At present, soil preparation, seed selection and the gathering of a few remaining winter crops are uppermost in the early spring strategy. As the year advances, and fortune favours the project, my aim is to provide ingredients rather than produce, and to allow those same ingredients to prompt examination of nutritional orthodoxies. I will detail the decision of putting meat at the side of the plate and allowing vegetables to take centre stage. This is not a call to vegetarian apostasy, just a margin shift in percentage terms. Neither is it a call to abandon judicious shopping, be it super or farmer’s markets. I have no intention of removing lemons, chocolate, coffee beans or tea from my diet.
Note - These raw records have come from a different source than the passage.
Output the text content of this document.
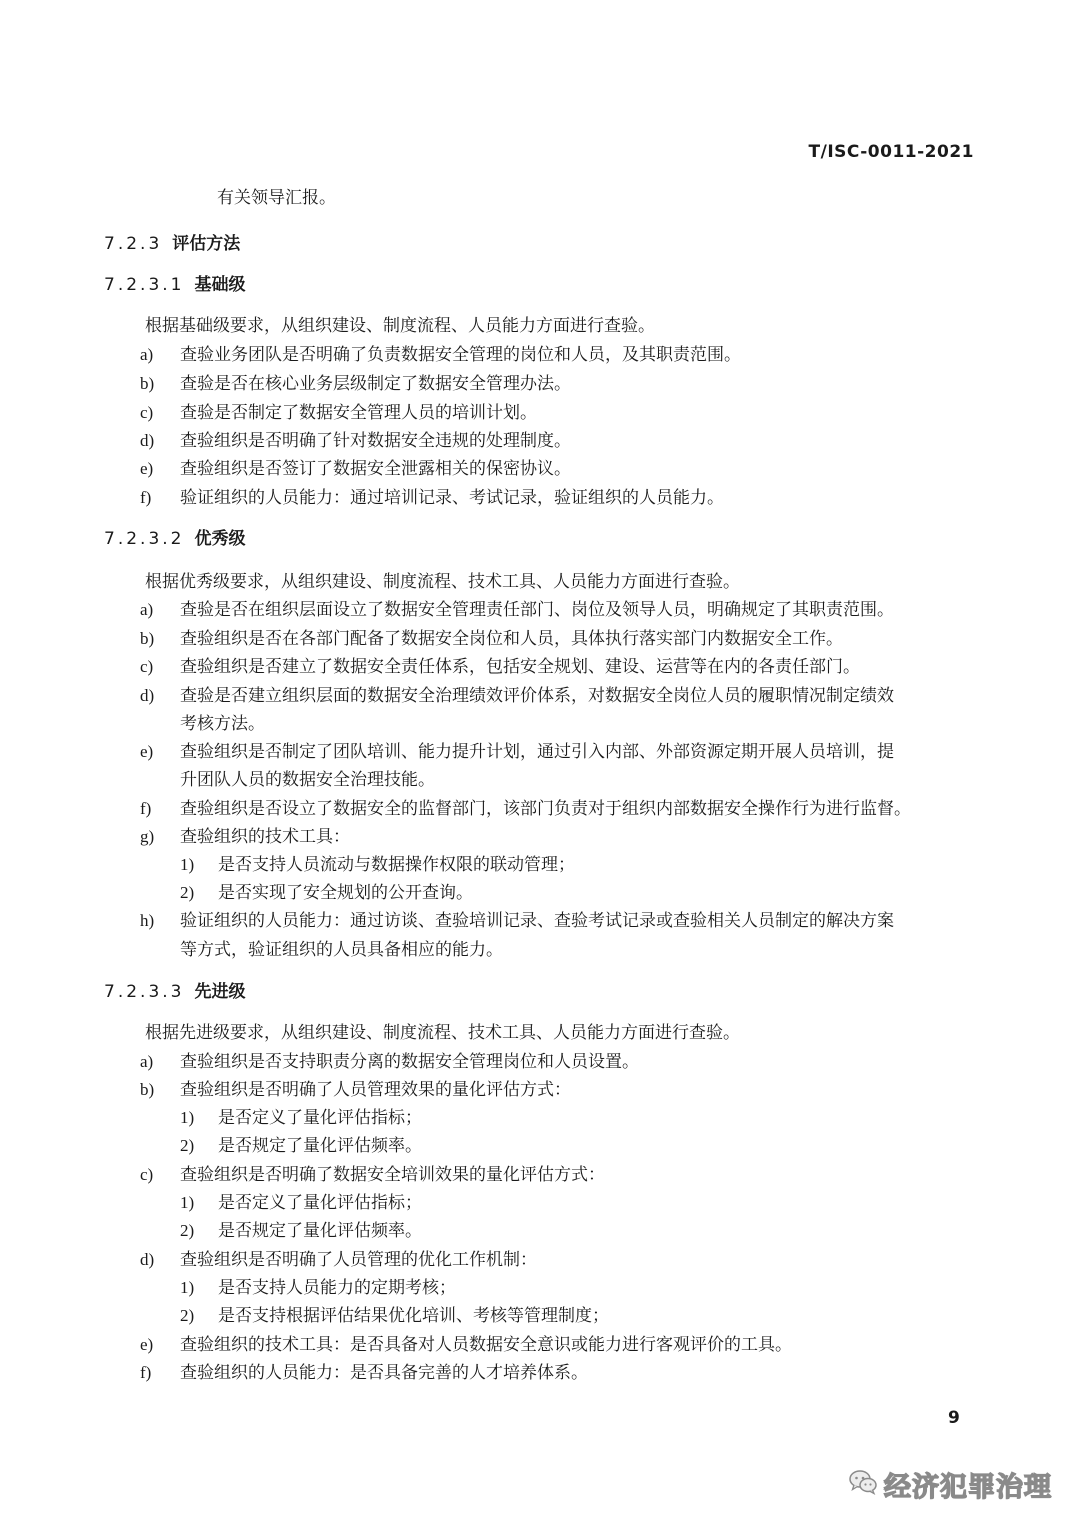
T/ISC-0011-2021
有关领导汇报。
7.2.3 评估方法
7.2.3.1 基础级
根据基础级要求，从组织建设、制度流程、人员能力方面进行查验。
a) 查验业务团队是否明确了负责数据安全管理的岗位和人员，及其职责范围。
b) 查验是否在核心业务层级制定了数据安全管理办法。
c) 查验是否制定了数据安全管理人员的培训计划。
d) 查验组织是否明确了针对数据安全违规的处理制度。
e) 查验组织是否签订了数据安全泄露相关的保密协议。
f) 验证组织的人员能力：通过培训记录、考试记录，验证组织的人员能力。
7.2.3.2 优秀级
根据优秀级要求，从组织建设、制度流程、技术工具、人员能力方面进行查验。
a) 查验是否在组织层面设立了数据安全管理责任部门、岗位及领导人员，明确规定了其职责范围。
b) 查验组织是否在各部门配备了数据安全岗位和人员，具体执行落实部门内数据安全工作。
c) 查验组织是否建立了数据安全责任体系，包括安全规划、建设、运营等在内的各责任部门。
d) 查验是否建立组织层面的数据安全治理绩效评价体系，对数据安全岗位人员的履职情况制定绩效
考核方法。
e) 查验组织是否制定了团队培训、能力提升计划，通过引入内部、外部资源定期开展人员培训，提
升团队人员的数据安全治理技能。
f) 查验组织是否设立了数据安全的监督部门，该部门负责对于组织内部数据安全操作行为进行监督。
g) 查验组织的技术工具：
1) 是否支持人员流动与数据操作权限的联动管理；
2) 是否实现了安全规划的公开查询。
h) 验证组织的人员能力：通过访谈、查验培训记录、查验考试记录或查验相关人员制定的解决方案
等方式，验证组织的人员具备相应的能力。
7.2.3.3 先进级
根据先进级要求，从组织建设、制度流程、技术工具、人员能力方面进行查验。
a) 查验组织是否支持职责分离的数据安全管理岗位和人员设置。
b) 查验组织是否明确了人员管理效果的量化评估方式：
1) 是否定义了量化评估指标；
2) 是否规定了量化评估频率。
c) 查验组织是否明确了数据安全培训效果的量化评估方式：
1) 是否定义了量化评估指标；
2) 是否规定了量化评估频率。
d) 查验组织是否明确了人员管理的优化工作机制：
1) 是否支持人员能力的定期考核；
2) 是否支持根据评估结果优化培训、考核等管理制度；
e) 查验组织的技术工具：是否具备对人员数据安全意识或能力进行客观评价的工具。
f) 查验组织的人员能力：是否具备完善的人才培养体系。
9
经济犯罪治理
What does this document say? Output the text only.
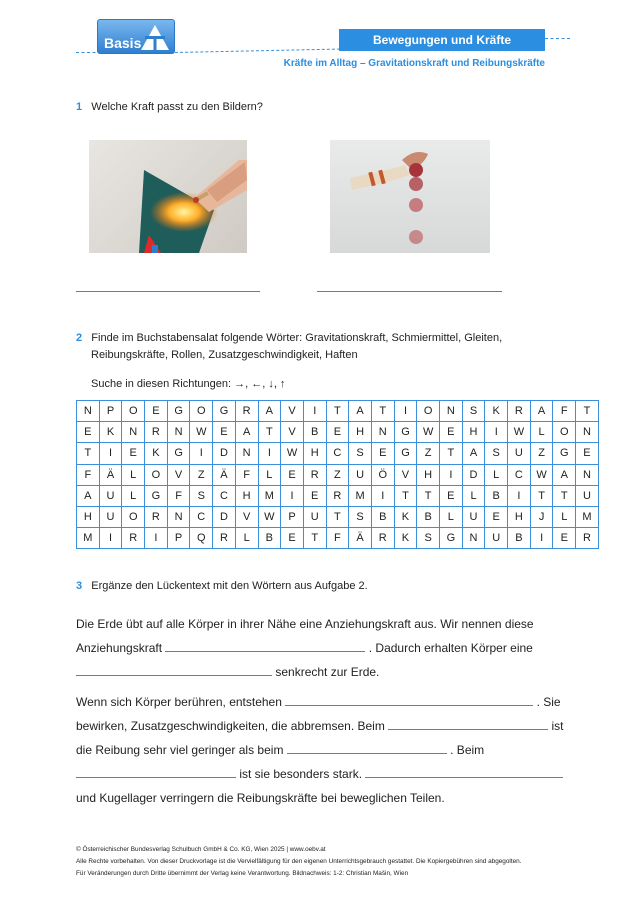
Basis	Bewegungen und Kräfte
Kräfte im Alltag – Gravitationskraft und Reibungskräfte
1 Welche Kraft passt zu den Bildern?
2 Finde im Buchstabensalat folgende Wörter: Gravitationskraft, Schmiermittel, Gleiten,
Reibungskräfte, Rollen, Zusatzgeschwindigkeit, Haften
Suche in diesen Richtungen: →, ←, ↓, ↑
N	P	O	E	G	O	G	R	A	V	I	T	A	T	I	O	N	S	K	R	A	F	T
E	K	N	R	N	W	E	A	T	V	B	E	H	N	G	W	E	H	I	W	L	O	N
T	I	E	K	G	I	D	N	I	W	H	C	S	E	G	Z	T	A	S	U	Z	G	E
F	Ä	L	O	V	Z	Ä	F	L	E	R	Z	U	Ö	V	H	I	D	L	C	W	A	N
A	U	L	G	F	S	C	H	M	I	E	R	M	I	T	T	E	L	B	I	T	T	U
H	U	O	R	N	C	D	V	W	P	U	T	S	B	K	B	L	U	E	H	J	L	M
M	I	R	I	P	Q	R	L	B	E	T	F	Ä	R	K	S	G	N	U	B	I	E	R
3 Ergänze den Lückentext mit den Wörtern aus Aufgabe 2.
Die Erde übt auf alle Körper in ihrer Nähe eine Anziehungskraft aus. Wir nennen diese
Anziehungskraft	. Dadurch erhalten Körper eine
senkrecht zur Erde.
Wenn sich Körper berühren, entstehen	. Sie
bewirken, Zusatzgeschwindigkeiten, die abbremsen. Beim	ist
die Reibung sehr viel geringer als beim	. Beim
ist sie besonders stark.
und Kugellager verringern die Reibungskräfte bei beweglichen Teilen.
© Österreichischer Bundesverlag Schulbuch GmbH & Co. KG, Wien 2025 | www.oebv.at
Alle Rechte vorbehalten. Von dieser Druckvorlage ist die Vervielfältigung für den eigenen Unterrichtsgebrauch gestattet. Die Kopiergebühren sind abgegolten.
Für Veränderungen durch Dritte übernimmt der Verlag keine Verantwortung. Bildnachweis: 1-2: Christian Mašin, Wien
Locally sourcing in the UK has its limits.

With a requirement for some meats to be hung for a month, game birds for a week, and fish served fresh from the sea, are we aware of how old many of the vegetables we purchase and consume really are? If the entire side order of assorted vegetables in a restaurant were to be a year old, as is more than feasible, would you be concerned? Does your leaf salad sound better on the menu when described as “arrested in a modified atmosphere” or would you prefer fresh rocket leaves without the nitrogen hit? How long does a vegetable retain nutrients once picked? Mere hours may be an uncomfortable answer.

The principal ambition from the outset is to allow the ingredients to pose questions of indigenous gastronomy from wherever in the world people have embraced a more realistic and less wasteful view of their food, particularly their vegetables. We have a myriad of available food cultures, formed and codified over time, which display a gathering of individual brilliance and group experience. I hope that what springs from our raised beds will be a starting point to mine this accumulated culinary history. We will also examine a sample of diverse global cooking procedures, as there is little point in carefully growing vegetables if they are to be unsympathetically treated once they reach the kitchen.